No. Violence or criminal activity does not become constitutional simply because you do it while expressing a political message.

Where can I exercise my speech rights?

On any private property where the owner gives permission (the owner always decides) and in any area open to the public, such as streets, sidewalks, town squares or parks. If you plan to or actually block passage on a street or sidewalk, you must apply for a permit.

Can I approach other people in public areas?

Yes. You may approach pedestrians with leaflets, newspapers, petitions and requests for donations. But you cannot prevent people from getting by or walking away, and should leave them alone if asked to do so. You cannot block building entrances.

Can I heckle other speakers?

Yes, unless you attempt to physically disrupt an event or drown out other speakers. If speakers have a permit to use a public space, hecklers may be required to stand outside that area. Police may keep two opposing groups separated but should allow them to be within the same general area.

What should I do if I am ordered to disperse?

Missouri’s “Refusal to Disperse” law is speech protective.  No police officer should give an order to “disperse” unless someone is at a “riot” or “the scene of an unlawful assembly” (i.e., “six or more people assemble and agree to violate criminal laws with force or violence”).
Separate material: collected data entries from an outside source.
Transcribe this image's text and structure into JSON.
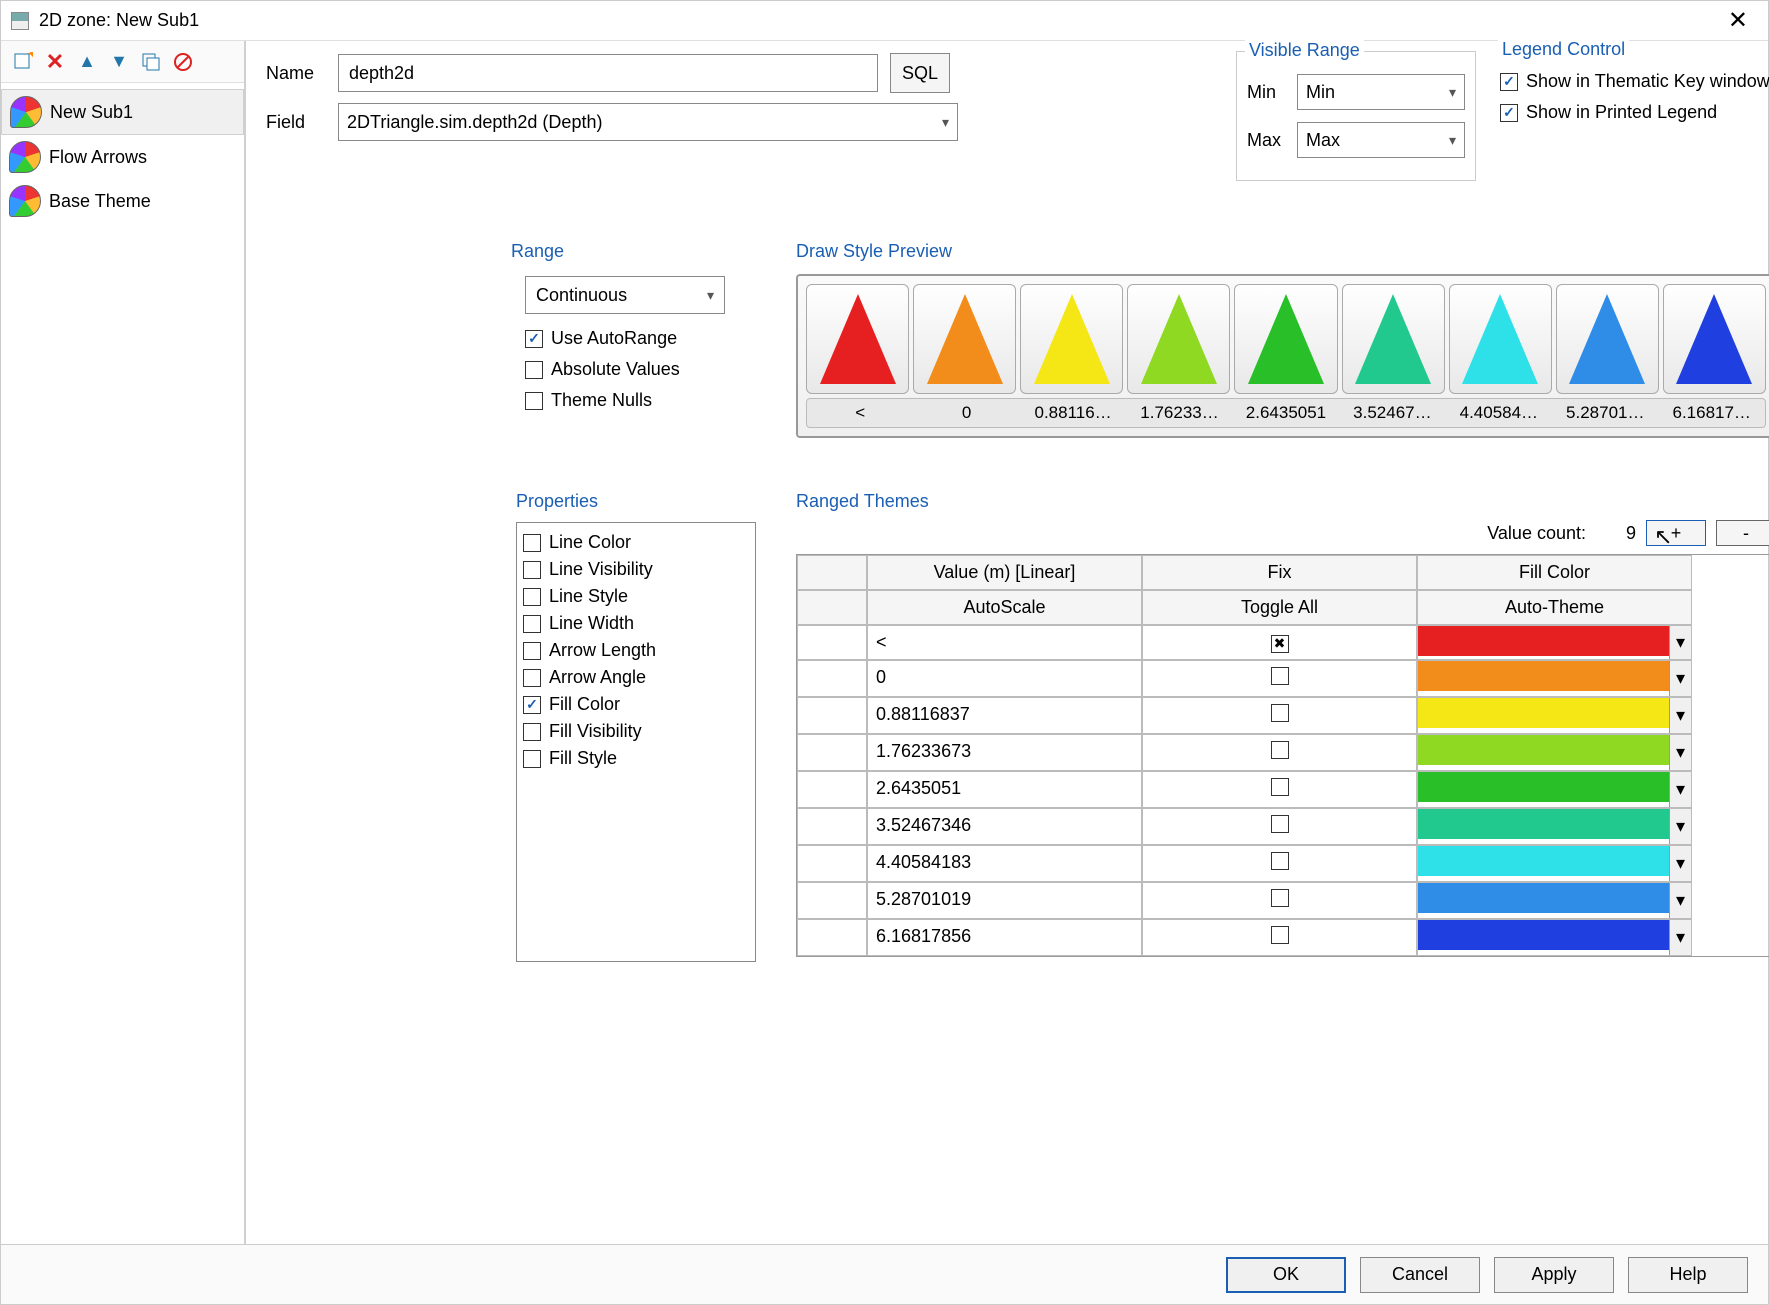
{
  "window": {
    "title": "2D zone: New Sub1"
  },
  "sidebar": {
    "items": [
      {
        "label": "New Sub1",
        "selected": true
      },
      {
        "label": "Flow Arrows",
        "selected": false
      },
      {
        "label": "Base Theme",
        "selected": false
      }
    ]
  },
  "form": {
    "name_label": "Name",
    "name_value": "depth2d",
    "sql_label": "SQL",
    "field_label": "Field",
    "field_value": "2DTriangle.sim.depth2d (Depth)"
  },
  "visible_range": {
    "title": "Visible Range",
    "min_label": "Min",
    "min_value": "Min",
    "max_label": "Max",
    "max_value": "Max"
  },
  "legend": {
    "title": "Legend Control",
    "thematic": "Show in Thematic Key window",
    "printed": "Show in Printed Legend"
  },
  "range": {
    "title": "Range",
    "type": "Continuous",
    "use_autorange": "Use AutoRange",
    "absolute": "Absolute Values",
    "theme_nulls": "Theme Nulls"
  },
  "draw_style": {
    "title": "Draw Style Preview",
    "colors": [
      "#e62020",
      "#f28c1a",
      "#f5e615",
      "#8fd923",
      "#29bf29",
      "#22c98f",
      "#2ee0e8",
      "#2f8de8",
      "#1f3fe0"
    ],
    "labels": [
      "<",
      "0",
      "0.88116…",
      "1.76233…",
      "2.6435051",
      "3.52467…",
      "4.40584…",
      "5.28701…",
      "6.16817…"
    ]
  },
  "properties": {
    "title": "Properties",
    "items": [
      {
        "label": "Line Color",
        "checked": false
      },
      {
        "label": "Line Visibility",
        "checked": false
      },
      {
        "label": "Line Style",
        "checked": false
      },
      {
        "label": "Line Width",
        "checked": false
      },
      {
        "label": "Arrow Length",
        "checked": false
      },
      {
        "label": "Arrow Angle",
        "checked": false
      },
      {
        "label": "Fill Color",
        "checked": true
      },
      {
        "label": "Fill Visibility",
        "checked": false
      },
      {
        "label": "Fill Style",
        "checked": false
      }
    ]
  },
  "ranged": {
    "title": "Ranged Themes",
    "value_count_label": "Value count:",
    "value_count": "9",
    "plus": "+",
    "minus": "-",
    "headers": {
      "value": "Value (m) [Linear]",
      "fix": "Fix",
      "fill": "Fill Color"
    },
    "subheaders": {
      "autoscale": "AutoScale",
      "toggle": "Toggle All",
      "autotheme": "Auto-Theme"
    },
    "rows": [
      {
        "value": "<",
        "fix": true,
        "color": "#e62020"
      },
      {
        "value": "0",
        "fix": false,
        "color": "#f28c1a"
      },
      {
        "value": "0.88116837",
        "fix": false,
        "color": "#f5e615"
      },
      {
        "value": "1.76233673",
        "fix": false,
        "color": "#8fd923"
      },
      {
        "value": "2.6435051",
        "fix": false,
        "color": "#29bf29"
      },
      {
        "value": "3.52467346",
        "fix": false,
        "color": "#22c98f"
      },
      {
        "value": "4.40584183",
        "fix": false,
        "color": "#2ee0e8"
      },
      {
        "value": "5.28701019",
        "fix": false,
        "color": "#2f8de8"
      },
      {
        "value": "6.16817856",
        "fix": false,
        "color": "#1f3fe0"
      }
    ]
  },
  "footer": {
    "ok": "OK",
    "cancel": "Cancel",
    "apply": "Apply",
    "help": "Help"
  }
}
If you are at such a scene, you must first be given an order to disperse. You must obey such an order.  If you do not do so, you may be arrested, even if you are not committing acts of violence.
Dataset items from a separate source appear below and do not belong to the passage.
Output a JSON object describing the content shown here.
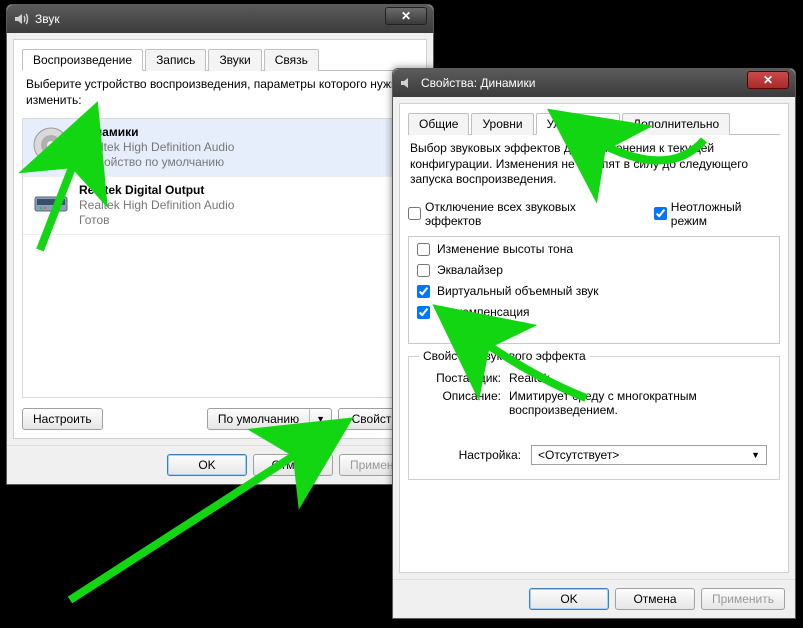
{
  "sound_window": {
    "title": "Звук",
    "tabs": {
      "playback": "Воспроизведение",
      "recording": "Запись",
      "sounds": "Звуки",
      "communications": "Связь"
    },
    "instruction": "Выберите устройство воспроизведения, параметры которого нужно изменить:",
    "devices": [
      {
        "name": "Динамики",
        "sub1": "Realtek High Definition Audio",
        "sub2": "Устройство по умолчанию",
        "type": "speaker",
        "default": true
      },
      {
        "name": "Realtek Digital Output",
        "sub1": "Realtek High Definition Audio",
        "sub2": "Готов",
        "type": "digital",
        "default": false
      }
    ],
    "buttons": {
      "configure": "Настроить",
      "default": "По умолчанию",
      "properties": "Свойства",
      "ok": "OK",
      "cancel": "Отмена",
      "apply": "Применить"
    }
  },
  "props_window": {
    "title": "Свойства: Динамики",
    "tabs": {
      "general": "Общие",
      "levels": "Уровни",
      "enhancements": "Улучшения",
      "advanced": "Дополнительно"
    },
    "desc": "Выбор звуковых эффектов для применения к текущей конфигурации. Изменения не вступят в силу до следующего запуска воспроизведения.",
    "check_disable_all": "Отключение всех звуковых эффектов",
    "check_immediate": "Неотложный режим",
    "effects": [
      {
        "label": "Изменение высоты тона",
        "checked": false
      },
      {
        "label": "Эквалайзер",
        "checked": false
      },
      {
        "label": "Виртуальный объемный звук",
        "checked": true
      },
      {
        "label": "Тонкомпенсация",
        "checked": true
      }
    ],
    "effect_group": {
      "legend": "Свойства звукового эффекта",
      "vendor_label": "Поставщик:",
      "vendor_value": "Realtek",
      "desc_label": "Описание:",
      "desc_value": "Имитирует среду с многократным воспроизведением."
    },
    "setting_label": "Настройка:",
    "setting_value": "<Отсутствует>",
    "buttons": {
      "ok": "OK",
      "cancel": "Отмена",
      "apply": "Применить"
    }
  }
}
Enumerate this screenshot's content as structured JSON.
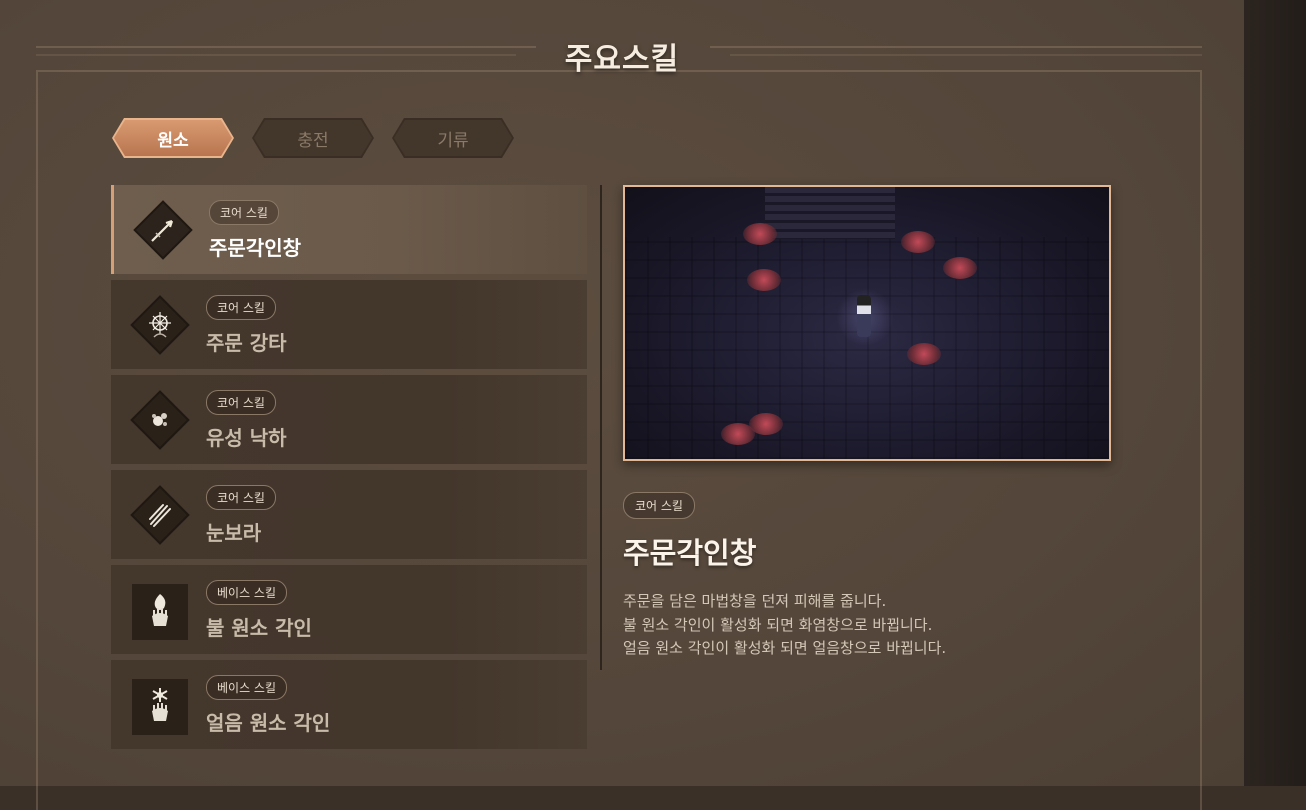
{
  "header": {
    "title": "주요스킬"
  },
  "tabs": [
    {
      "label": "원소",
      "active": true
    },
    {
      "label": "충전",
      "active": false
    },
    {
      "label": "기류",
      "active": false
    }
  ],
  "skills": [
    {
      "badge": "코어 스킬",
      "name": "주문각인창",
      "icon": "spear-icon",
      "active": true
    },
    {
      "badge": "코어 스킬",
      "name": "주문 강타",
      "icon": "star-burst-icon",
      "active": false
    },
    {
      "badge": "코어 스킬",
      "name": "유성 낙하",
      "icon": "meteor-icon",
      "active": false
    },
    {
      "badge": "코어 스킬",
      "name": "눈보라",
      "icon": "blizzard-icon",
      "active": false
    },
    {
      "badge": "베이스 스킬",
      "name": "불 원소 각인",
      "icon": "fire-hand-icon",
      "active": false
    },
    {
      "badge": "베이스 스킬",
      "name": "얼음 원소 각인",
      "icon": "ice-hand-icon",
      "active": false
    }
  ],
  "detail": {
    "badge": "코어 스킬",
    "title": "주문각인창",
    "description": [
      "주문을 담은 마법창을 던져 피해를 줍니다.",
      "불 원소 각인이 활성화 되면 화염창으로 바뀝니다.",
      "얼음 원소 각인이 활성화 되면 얼음창으로 바뀝니다."
    ]
  },
  "colors": {
    "accent": "#d4a07a",
    "panel": "#54463a",
    "active_tab": "#c98660"
  }
}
Is civil disobedience constitutionally protected?

No. Civil disobedience - peaceful, but unlawful, activities as a form of protest - can legally be (and often is) prosecuted. You may be arrested. Make arrangements with a lawyer in advance.

Can I record or photograph police in public?


Can police legally attend a protest undercover?

Yes. And you should be aware that they may try to attend planning meetings to learn about plans for illegal activity.

Can police search demonstrators?

If police have reasonable suspicion that you are involved in or about to commit criminal activity, they can frisk your outer clothing to search for weapons.

Can police search bags and containers without probable cause?

Yes, if you are entering what has been marked a secure area. But you can refuse and should be allowed to leave. Otherwise, police can only search bags if they have probable cause that it contains contraband, weapons or evidence of illegal activity.